The “bartender,” as Sharma metaphorically framed it, is the U.S. government’s loose fiscal and monetary policies — once a bonanza for investors, now a punching bag for market commentators worried about debt and inflation.
Sharma’s criticism taps into a long-simmering contradiction in financial circles. For decades, Wall Street has ridden a wave of government stimulus: from the Reagan-era deficits and 1980s Savings & Loan bailouts, through the Federal Reserve’s ultra-low interest rates, to the massive liquidity unleashed during the 2008 financial crisis and the COVID-19 pandemic.
Each round of public spending and monetary easing sent asset prices higher — enriching hedge funds, banks, and seasoned investors.
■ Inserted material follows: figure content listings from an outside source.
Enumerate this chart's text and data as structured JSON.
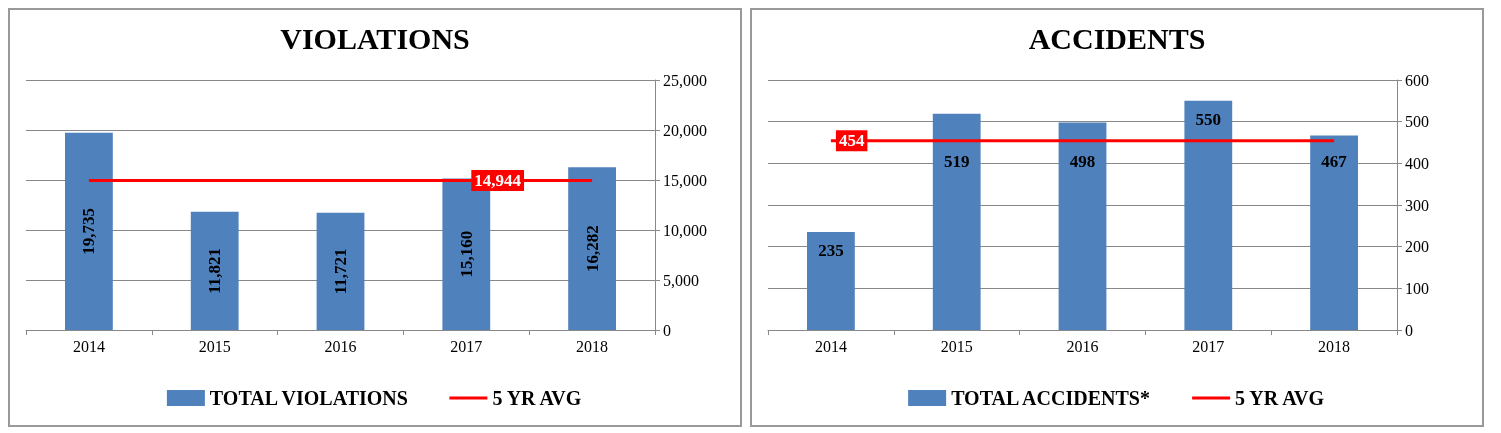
{
  "chart_data": [
    {
      "type": "bar",
      "title": "VIOLATIONS",
      "categories": [
        "2014",
        "2015",
        "2016",
        "2017",
        "2018"
      ],
      "ylim": [
        0,
        25000
      ],
      "yticks": [
        0,
        {
          "value": 5000,
          "label": "5,000"
        },
        {
          "value": 10000,
          "label": "10,000"
        },
        {
          "value": 15000,
          "label": "15,000"
        },
        {
          "value": 20000,
          "label": "20,000"
        },
        {
          "value": 25000,
          "label": "25,000"
        }
      ],
      "grid": "y",
      "legend": "bottom",
      "marker": "none",
      "series": [
        {
          "name": "TOTAL VIOLATIONS",
          "color": "#4f81bd",
          "values": [
            19735,
            11821,
            11721,
            15160,
            16282
          ],
          "value_labels": [
            "19,735",
            "11,821",
            "11,721",
            "15,160",
            "16,282"
          ]
        },
        {
          "name": "5 YR AVG",
          "type": "line",
          "color": "#ff0000",
          "values": [
            14944,
            14944,
            14944,
            14944,
            14944
          ],
          "value_labels": [
            null,
            null,
            null,
            "14,944",
            null
          ]
        }
      ]
    },
    {
      "type": "bar",
      "title": "ACCIDENTS",
      "categories": [
        "2014",
        "2015",
        "2016",
        "2017",
        "2018"
      ],
      "ylim": [
        0,
        600
      ],
      "yticks": [
        0,
        100,
        200,
        300,
        400,
        500,
        600
      ],
      "grid": "y",
      "legend": "bottom",
      "marker": "none",
      "series": [
        {
          "name": "TOTAL ACCIDENTS*",
          "color": "#4f81bd",
          "values": [
            235,
            519,
            498,
            550,
            467
          ],
          "value_labels": [
            "235",
            "519",
            "498",
            "550",
            "467"
          ]
        },
        {
          "name": "5 YR AVG",
          "type": "line",
          "color": "#ff0000",
          "values": [
            454,
            454,
            454,
            454,
            454
          ],
          "value_labels": [
            "454",
            null,
            null,
            null,
            null
          ]
        }
      ]
    }
  ]
}
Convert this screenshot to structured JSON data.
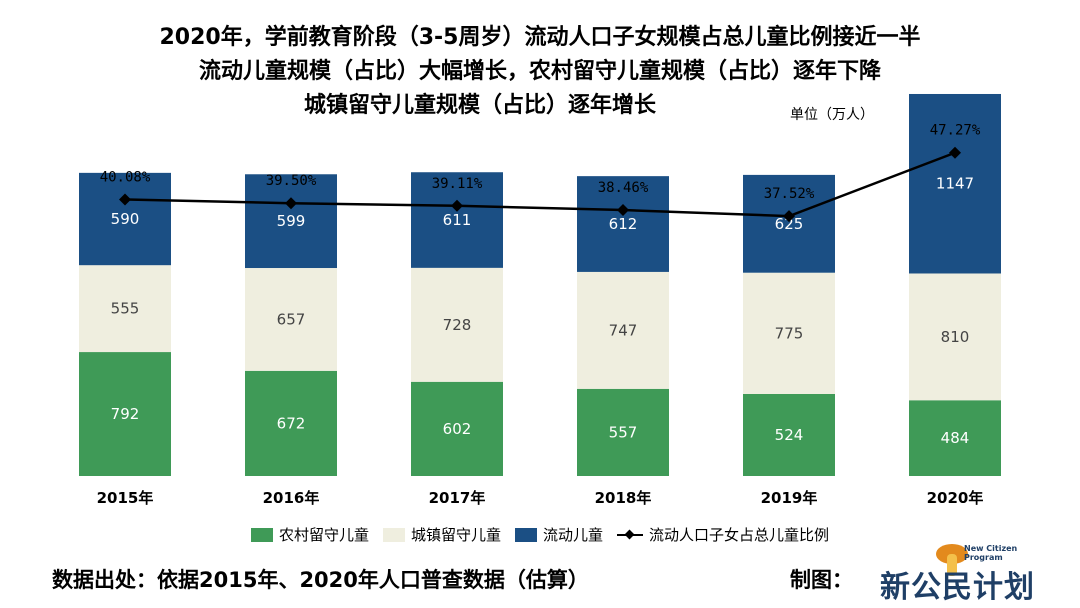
{
  "titles": [
    "2020年，学前教育阶段（3-5周岁）流动人口子女规模占总儿童比例接近一半",
    "流动儿童规模（占比）大幅增长，农村留守儿童规模（占比）逐年下降",
    "城镇留守儿童规模（占比）逐年增长"
  ],
  "unit": "单位（万人）",
  "source": "数据出处：依据2015年、2020年人口普查数据（估算）",
  "credit_label": "制图：",
  "logo": {
    "cn": "新公民计划",
    "en": "New Citizen Program"
  },
  "colors": {
    "rural": "#3f9a57",
    "urban": "#efeedf",
    "migrant": "#1b4f84",
    "line": "#000000"
  },
  "chart_data": {
    "type": "bar",
    "stacked": true,
    "categories": [
      "2015年",
      "2016年",
      "2017年",
      "2018年",
      "2019年",
      "2020年"
    ],
    "series": [
      {
        "name": "农村留守儿童",
        "values": [
          792,
          672,
          602,
          557,
          524,
          484
        ]
      },
      {
        "name": "城镇留守儿童",
        "values": [
          555,
          657,
          728,
          747,
          775,
          810
        ]
      },
      {
        "name": "流动儿童",
        "values": [
          590,
          599,
          611,
          612,
          625,
          1147
        ]
      }
    ],
    "line_series": {
      "name": "流动人口子女占总儿童比例",
      "values": [
        40.08,
        39.5,
        39.11,
        38.46,
        37.52,
        47.27
      ],
      "labels": [
        "40.08%",
        "39.50%",
        "39.11%",
        "38.46%",
        "37.52%",
        "47.27%"
      ]
    },
    "legend": [
      "农村留守儿童",
      "城镇留守儿童",
      "流动儿童",
      "流动人口子女占总儿童比例"
    ],
    "legend_position": "bottom",
    "grid": false
  }
}
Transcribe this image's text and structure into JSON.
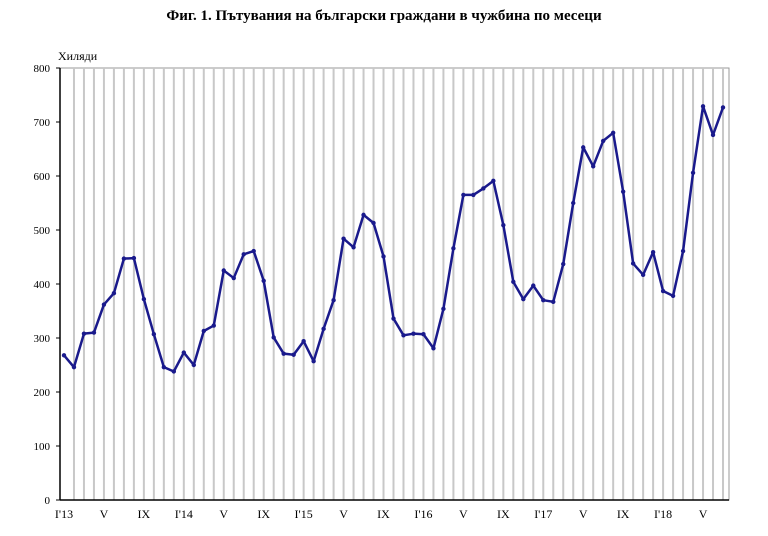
{
  "chart_data": {
    "type": "line",
    "title": "Фиг. 1. Пътувания на български граждани в чужбина по месеци",
    "ylabel": "Хиляди",
    "xlabel": "",
    "ylim": [
      0,
      800
    ],
    "yticks": [
      0,
      100,
      200,
      300,
      400,
      500,
      600,
      700,
      800
    ],
    "xtick_labels": [
      "I'13",
      "V",
      "IX",
      "I'14",
      "V",
      "IX",
      "I'15",
      "V",
      "IX",
      "I'16",
      "V",
      "IX",
      "I'17",
      "V",
      "IX",
      "I'18",
      "V"
    ],
    "grid": "vertical",
    "line_color": "#1a1a8c",
    "series": [
      {
        "values": [
          268,
          246,
          308,
          310,
          362,
          383,
          447,
          448,
          372,
          307,
          246,
          238,
          273,
          250,
          313,
          323,
          425,
          411,
          455,
          461,
          406,
          301,
          271,
          269,
          294,
          257,
          317,
          370,
          484,
          468,
          528,
          513,
          451,
          336,
          305,
          308,
          307,
          281,
          354,
          466,
          565,
          565,
          577,
          591,
          509,
          404,
          372,
          397,
          370,
          367,
          437,
          550,
          653,
          618,
          665,
          680,
          571,
          438,
          417,
          459,
          387,
          378,
          461,
          606,
          729,
          676,
          727
        ]
      }
    ]
  }
}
Yet some of those same figures now sound alarms about rising deficits, inflationary risks, and the moral hazard of bailouts.
Sharma’s argument: you can’t dine out on easy money for forty years, then walk away calling the chef reckless.
While some economists argue that it’s legitimate to profit from the system while still questioning its sustainability, Sharma isn’t buying it. “At the very least,” he wrote, “one should not be hypocritical.”
His broadside challenges the narrative of fiscal purity often pushed by financial icons who, critics say, are only worried now that the risks they once ignored could erode their gains.